I felt like opening the gates went particularly well, but I didn’t feel as well-connected to Frigga as I’d hoped in this particular rite. My ease with the CoOR was definitely more apparent though, as I moved through the various steps, easily anticipating what would come next.

One thing I did notice about this particular ritual template was that I spent a lot more time “setting up” than I did actually celebrating the particular reason for the High Day. In the future, I’ll put more into the “celebration” aspect, so that it will feel more balanced. I definitely feel less at home with the Norse celebrations, so I need to do more research into their associations with High Days (or just do standard Neo Pagan celebrations, which I’m much more comfortable with, and give them a Norse flavor).

All the offerings, once made into their various bowls, were spread in my gardens as part of the blessing of the coming spring. My lime tree is in full bloom, so hopefully we’ll have a bumper crop of limes this coming year.

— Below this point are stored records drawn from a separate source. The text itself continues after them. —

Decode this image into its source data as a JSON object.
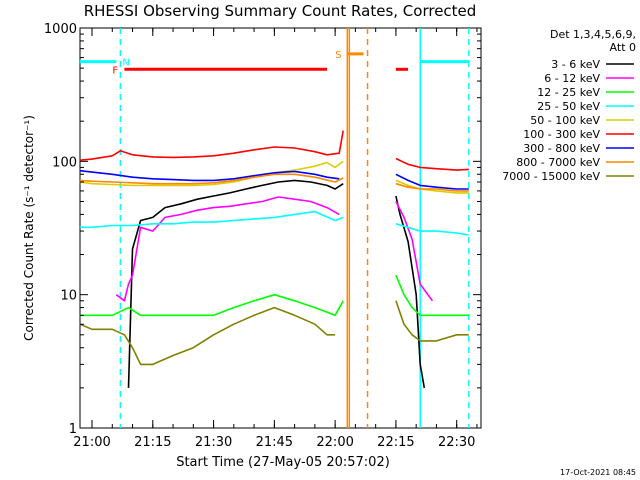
{
  "chart_data": {
    "type": "line",
    "title": "RHESSI Observing Summary Count Rates, Corrected",
    "xlabel": "Start Time (27-May-05 20:57:02)",
    "ylabel": "Corrected Count Rate (s⁻¹ detector⁻¹)",
    "y_scale": "log",
    "ylim": [
      1,
      1000
    ],
    "y_ticks": [
      1,
      10,
      100,
      1000
    ],
    "y_tick_labels": [
      "1",
      "10",
      "100",
      "1000"
    ],
    "xlim": [
      "20:57:02",
      "22:36:00"
    ],
    "x_tick_labels": [
      "21:00",
      "21:15",
      "21:30",
      "21:45",
      "22:00",
      "22:15",
      "22:30"
    ],
    "detectors_label": "Det 1,3,4,5,6,9,",
    "attenuator_label": "Att 0",
    "footer_date": "17-Oct-2021 08:45",
    "series": [
      {
        "name": "3 - 6 keV",
        "color": "#000000",
        "points": [
          [
            "21:09",
            2
          ],
          [
            "21:10",
            22
          ],
          [
            "21:12",
            36
          ],
          [
            "21:15",
            38
          ],
          [
            "21:18",
            45
          ],
          [
            "21:22",
            48
          ],
          [
            "21:26",
            52
          ],
          [
            "21:30",
            55
          ],
          [
            "21:34",
            58
          ],
          [
            "21:38",
            62
          ],
          [
            "21:42",
            66
          ],
          [
            "21:46",
            70
          ],
          [
            "21:50",
            72
          ],
          [
            "21:54",
            70
          ],
          [
            "21:58",
            66
          ],
          [
            "22:00",
            62
          ],
          [
            "22:02",
            68
          ]
        ]
      },
      {
        "name": "6 - 12 keV",
        "color": "#ff00ff",
        "points": [
          [
            "21:06",
            10
          ],
          [
            "21:08",
            9
          ],
          [
            "21:09",
            12
          ],
          [
            "21:10",
            14
          ],
          [
            "21:12",
            32
          ],
          [
            "21:15",
            30
          ],
          [
            "21:18",
            38
          ],
          [
            "21:22",
            40
          ],
          [
            "21:26",
            43
          ],
          [
            "21:30",
            45
          ],
          [
            "21:34",
            46
          ],
          [
            "21:38",
            48
          ],
          [
            "21:42",
            50
          ],
          [
            "21:46",
            54
          ],
          [
            "21:50",
            52
          ],
          [
            "21:54",
            50
          ],
          [
            "21:58",
            45
          ],
          [
            "22:01",
            40
          ]
        ]
      },
      {
        "name": "12 - 25 keV",
        "color": "#00ff00",
        "points": [
          [
            "20:57",
            7
          ],
          [
            "21:00",
            7
          ],
          [
            "21:05",
            7
          ],
          [
            "21:09",
            8
          ],
          [
            "21:12",
            7
          ],
          [
            "21:15",
            7
          ],
          [
            "21:20",
            7
          ],
          [
            "21:25",
            7
          ],
          [
            "21:30",
            7
          ],
          [
            "21:35",
            8
          ],
          [
            "21:40",
            9
          ],
          [
            "21:45",
            10
          ],
          [
            "21:50",
            9
          ],
          [
            "21:55",
            8
          ],
          [
            "22:00",
            7
          ],
          [
            "22:02",
            9
          ]
        ]
      },
      {
        "name": "25 - 50 keV",
        "color": "#00ffff",
        "points": [
          [
            "20:57",
            32
          ],
          [
            "21:00",
            32
          ],
          [
            "21:05",
            33
          ],
          [
            "21:10",
            33
          ],
          [
            "21:15",
            34
          ],
          [
            "21:20",
            34
          ],
          [
            "21:25",
            35
          ],
          [
            "21:30",
            35
          ],
          [
            "21:35",
            36
          ],
          [
            "21:40",
            37
          ],
          [
            "21:45",
            38
          ],
          [
            "21:50",
            40
          ],
          [
            "21:55",
            42
          ],
          [
            "22:00",
            36
          ],
          [
            "22:02",
            38
          ]
        ]
      },
      {
        "name": "50 - 100 keV",
        "color": "#ddcc00",
        "points": [
          [
            "20:57",
            70
          ],
          [
            "21:00",
            68
          ],
          [
            "21:05",
            67
          ],
          [
            "21:10",
            66
          ],
          [
            "21:15",
            66
          ],
          [
            "21:20",
            66
          ],
          [
            "21:25",
            66
          ],
          [
            "21:30",
            67
          ],
          [
            "21:35",
            70
          ],
          [
            "21:40",
            76
          ],
          [
            "21:45",
            82
          ],
          [
            "21:50",
            86
          ],
          [
            "21:55",
            92
          ],
          [
            "21:58",
            98
          ],
          [
            "22:00",
            90
          ],
          [
            "22:02",
            100
          ]
        ]
      },
      {
        "name": "100 - 300 keV",
        "color": "#ff0000",
        "points": [
          [
            "20:57",
            102
          ],
          [
            "21:00",
            104
          ],
          [
            "21:05",
            110
          ],
          [
            "21:07",
            120
          ],
          [
            "21:10",
            112
          ],
          [
            "21:15",
            108
          ],
          [
            "21:20",
            107
          ],
          [
            "21:25",
            108
          ],
          [
            "21:30",
            110
          ],
          [
            "21:35",
            115
          ],
          [
            "21:40",
            122
          ],
          [
            "21:45",
            128
          ],
          [
            "21:50",
            126
          ],
          [
            "21:55",
            118
          ],
          [
            "21:58",
            112
          ],
          [
            "22:01",
            115
          ],
          [
            "22:02",
            170
          ]
        ]
      },
      {
        "name": "300 - 800 keV",
        "color": "#0000ff",
        "points": [
          [
            "20:57",
            85
          ],
          [
            "21:00",
            83
          ],
          [
            "21:05",
            80
          ],
          [
            "21:10",
            76
          ],
          [
            "21:15",
            74
          ],
          [
            "21:20",
            73
          ],
          [
            "21:25",
            72
          ],
          [
            "21:30",
            72
          ],
          [
            "21:35",
            74
          ],
          [
            "21:40",
            78
          ],
          [
            "21:45",
            82
          ],
          [
            "21:50",
            84
          ],
          [
            "21:55",
            80
          ],
          [
            "21:58",
            76
          ],
          [
            "22:01",
            74
          ]
        ]
      },
      {
        "name": "800 - 7000 keV",
        "color": "#ff8800",
        "points": [
          [
            "20:57",
            72
          ],
          [
            "21:00",
            71
          ],
          [
            "21:05",
            70
          ],
          [
            "21:10",
            69
          ],
          [
            "21:15",
            68
          ],
          [
            "21:20",
            68
          ],
          [
            "21:25",
            68
          ],
          [
            "21:30",
            69
          ],
          [
            "21:35",
            72
          ],
          [
            "21:40",
            76
          ],
          [
            "21:45",
            80
          ],
          [
            "21:50",
            80
          ],
          [
            "21:55",
            76
          ],
          [
            "22:00",
            70
          ],
          [
            "22:02",
            75
          ]
        ]
      },
      {
        "name": "7000 - 15000 keV",
        "color": "#808000",
        "points": [
          [
            "20:57",
            6
          ],
          [
            "21:00",
            5.5
          ],
          [
            "21:05",
            5.5
          ],
          [
            "21:08",
            5
          ],
          [
            "21:10",
            4
          ],
          [
            "21:12",
            3
          ],
          [
            "21:15",
            3
          ],
          [
            "21:20",
            3.5
          ],
          [
            "21:25",
            4
          ],
          [
            "21:30",
            5
          ],
          [
            "21:35",
            6
          ],
          [
            "21:40",
            7
          ],
          [
            "21:45",
            8
          ],
          [
            "21:50",
            7
          ],
          [
            "21:55",
            6
          ],
          [
            "21:58",
            5
          ],
          [
            "22:00",
            5
          ]
        ]
      }
    ],
    "series_after_gap": [
      {
        "name": "3 - 6 keV",
        "points": [
          [
            "22:15",
            55
          ],
          [
            "22:16",
            40
          ],
          [
            "22:18",
            25
          ],
          [
            "22:20",
            10
          ],
          [
            "22:21",
            3
          ],
          [
            "22:22",
            2
          ]
        ]
      },
      {
        "name": "6 - 12 keV",
        "points": [
          [
            "22:15",
            50
          ],
          [
            "22:17",
            38
          ],
          [
            "22:19",
            26
          ],
          [
            "22:21",
            12
          ],
          [
            "22:24",
            9
          ]
        ]
      },
      {
        "name": "12 - 25 keV",
        "points": [
          [
            "22:15",
            14
          ],
          [
            "22:17",
            10
          ],
          [
            "22:19",
            8
          ],
          [
            "22:21",
            7
          ],
          [
            "22:25",
            7
          ],
          [
            "22:30",
            7
          ],
          [
            "22:33",
            7
          ]
        ]
      },
      {
        "name": "25 - 50 keV",
        "points": [
          [
            "22:15",
            34
          ],
          [
            "22:18",
            32
          ],
          [
            "22:21",
            30
          ],
          [
            "22:25",
            30
          ],
          [
            "22:30",
            29
          ],
          [
            "22:33",
            28
          ]
        ]
      },
      {
        "name": "50 - 100 keV",
        "points": [
          [
            "22:15",
            72
          ],
          [
            "22:18",
            66
          ],
          [
            "22:21",
            62
          ],
          [
            "22:25",
            60
          ],
          [
            "22:30",
            58
          ],
          [
            "22:33",
            58
          ]
        ]
      },
      {
        "name": "100 - 300 keV",
        "points": [
          [
            "22:15",
            105
          ],
          [
            "22:18",
            95
          ],
          [
            "22:21",
            90
          ],
          [
            "22:25",
            88
          ],
          [
            "22:30",
            86
          ],
          [
            "22:33",
            87
          ]
        ]
      },
      {
        "name": "300 - 800 keV",
        "points": [
          [
            "22:15",
            80
          ],
          [
            "22:18",
            72
          ],
          [
            "22:21",
            66
          ],
          [
            "22:25",
            64
          ],
          [
            "22:30",
            62
          ],
          [
            "22:33",
            62
          ]
        ]
      },
      {
        "name": "800 - 7000 keV",
        "points": [
          [
            "22:15",
            68
          ],
          [
            "22:18",
            64
          ],
          [
            "22:21",
            62
          ],
          [
            "22:25",
            62
          ],
          [
            "22:30",
            60
          ],
          [
            "22:33",
            60
          ]
        ]
      },
      {
        "name": "7000 - 15000 keV",
        "points": [
          [
            "22:15",
            9
          ],
          [
            "22:17",
            6
          ],
          [
            "22:19",
            5
          ],
          [
            "22:21",
            4.5
          ],
          [
            "22:25",
            4.5
          ],
          [
            "22:30",
            5
          ],
          [
            "22:33",
            5
          ]
        ]
      }
    ],
    "flag_bars": [
      {
        "label": "N",
        "color": "#00ffff",
        "y": 560,
        "segments": [
          [
            "20:57",
            "21:06"
          ],
          [
            "22:21",
            "22:33"
          ]
        ]
      },
      {
        "label": "F",
        "color": "#ff0000",
        "y": 490,
        "segments": [
          [
            "21:08",
            "21:58"
          ],
          [
            "22:15",
            "22:18"
          ]
        ]
      },
      {
        "label": "S",
        "color": "#ff8800",
        "y": 640,
        "segments": [
          [
            "22:03",
            "22:07"
          ]
        ]
      }
    ],
    "vertical_markers": [
      {
        "color": "#00ffff",
        "style": "dashed",
        "x": "21:07"
      },
      {
        "color": "#ff8800",
        "style": "solid",
        "x": "22:03"
      },
      {
        "color": "#ff8800",
        "style": "solid",
        "x": "22:03:30"
      },
      {
        "color": "#ff8800",
        "style": "dashed",
        "x": "22:08"
      },
      {
        "color": "#00ffff",
        "style": "solid",
        "x": "22:21"
      },
      {
        "color": "#00ffff",
        "style": "dashed",
        "x": "22:33"
      }
    ]
  }
}
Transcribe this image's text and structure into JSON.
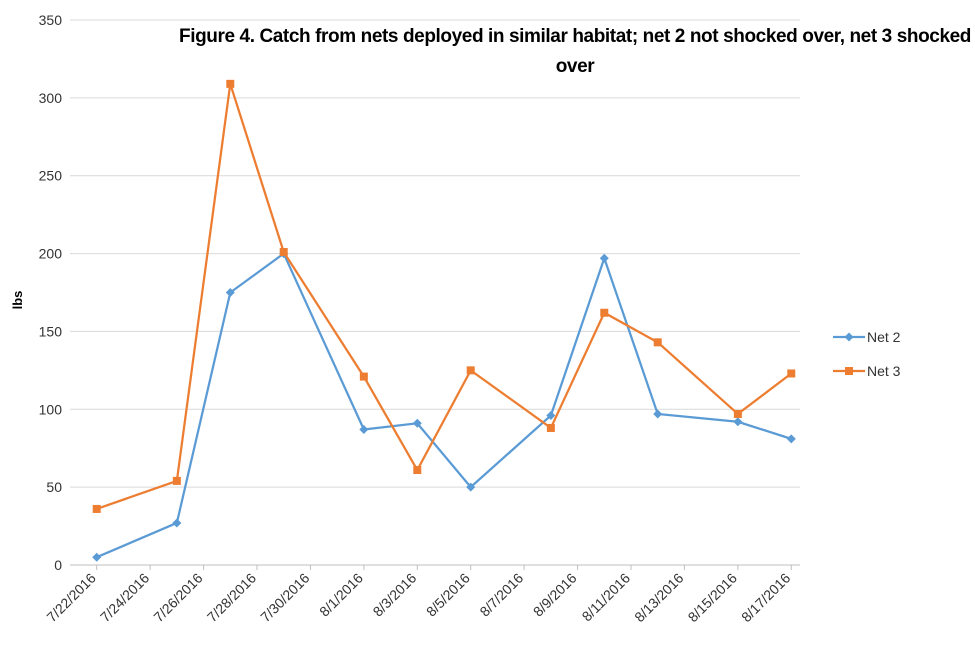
{
  "chart_data": {
    "type": "line",
    "title": "Figure 4.  Catch from nets deployed in similar habitat; net 2 not shocked over, net 3 shocked over",
    "y_label": "lbs",
    "x": [
      "7/22/2016",
      "7/25/2016",
      "7/27/2016",
      "7/29/2016",
      "8/1/2016",
      "8/3/2016",
      "8/5/2016",
      "8/8/2016",
      "8/10/2016",
      "8/12/2016",
      "8/15/2016",
      "8/17/2016"
    ],
    "series": [
      {
        "name": "Net 2",
        "color": "#5b9bd5",
        "marker": "diamond",
        "values": [
          5,
          27,
          175,
          200,
          87,
          91,
          50,
          96,
          197,
          97,
          92,
          81
        ]
      },
      {
        "name": "Net 3",
        "color": "#ed7d31",
        "marker": "square",
        "values": [
          36,
          54,
          309,
          201,
          121,
          61,
          125,
          88,
          162,
          143,
          97,
          123
        ]
      }
    ],
    "xlim": [
      "7/21/2016",
      "8/18/2016"
    ],
    "xticks": [
      "7/22/2016",
      "7/24/2016",
      "7/26/2016",
      "7/28/2016",
      "7/30/2016",
      "8/1/2016",
      "8/3/2016",
      "8/5/2016",
      "8/7/2016",
      "8/9/2016",
      "8/11/2016",
      "8/13/2016",
      "8/15/2016",
      "8/17/2016"
    ],
    "ylim": [
      0,
      350
    ],
    "yticks": [
      0,
      50,
      100,
      150,
      200,
      250,
      300,
      350
    ],
    "grid": true,
    "legend": "right"
  }
}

I drew runes for the first time in a long time for this ritual, since I was honoring Frigga, and it seemed appropriate. I received the following when I asked for the blessing:

  • Uruz – Aurochs: strength, dross
  • Nauthiz – Need/Necessity: oppression, lessons learned
  • Inguz – Ing: fertility, ancestors

I’ll admit to being really unfamiliar with this particular divination tool, so the “textbook” keyword meanings don’t mean much yet. I’ve had to do some researching to find deeper meanings, both in the rune poems and in other sources. From the Anglo-Saxon rune poem, I found the following:

Ur
The aurochs is proud and has great horns;
it is a very savage beast and fights with its horns;
a great ranger of the moors, it is a creature of mettle.
Nyd
Trouble is oppressive to the heart;
yet often it proves a source of help and salvation
to the children of men, to everyone who heeds it betimes.
Ing
Ing was first seen by men among the East-Danes,
till, followed by his chariot,
he departed eastwards over the waves.
So the Heardingas named the hero.

I found that just going to the Rune Poems helped a lot with finding a bigger meaning. From this, I get the following impression of the omen.

You will be given strength as you need it to overcome the coming troubles and trials, but that trouble will lead you toward fertility and peace.

This is, honestly, pretty similar to other omens I’ve been drawing on this Dedicant Path – that things are going to be rough at first, but that I just need to stick with it, and I’ll be glad for having made it through. I’m taking the similar omen to mean I’m not done with the troublesome part yet, which seems about right, as I’m still feeling a lot like I’m in the “action” part of “belief follows action”. Still, I am further along than I was, and I know this will take time.

This message is applicable to my personal life right now as well, which I can’t really discuss here.

It’s also a little trite, to be honest. It’s one of those divination messages that could apply to anyone at any time, and maybe that’s because I asked a very generic “What blessings do you give in return” question. As a blessing, it’s somewhat of a positive one, or at least has a positive outcome.

Either that or I’m totally barking up the wrong tree – a possibility that I’m not leaving behind, as almost every divination I’ve done (or had done) regarding ADF has said something about being troublesome and difficult but with a good outcome. We’ll see how the rest of this year goes.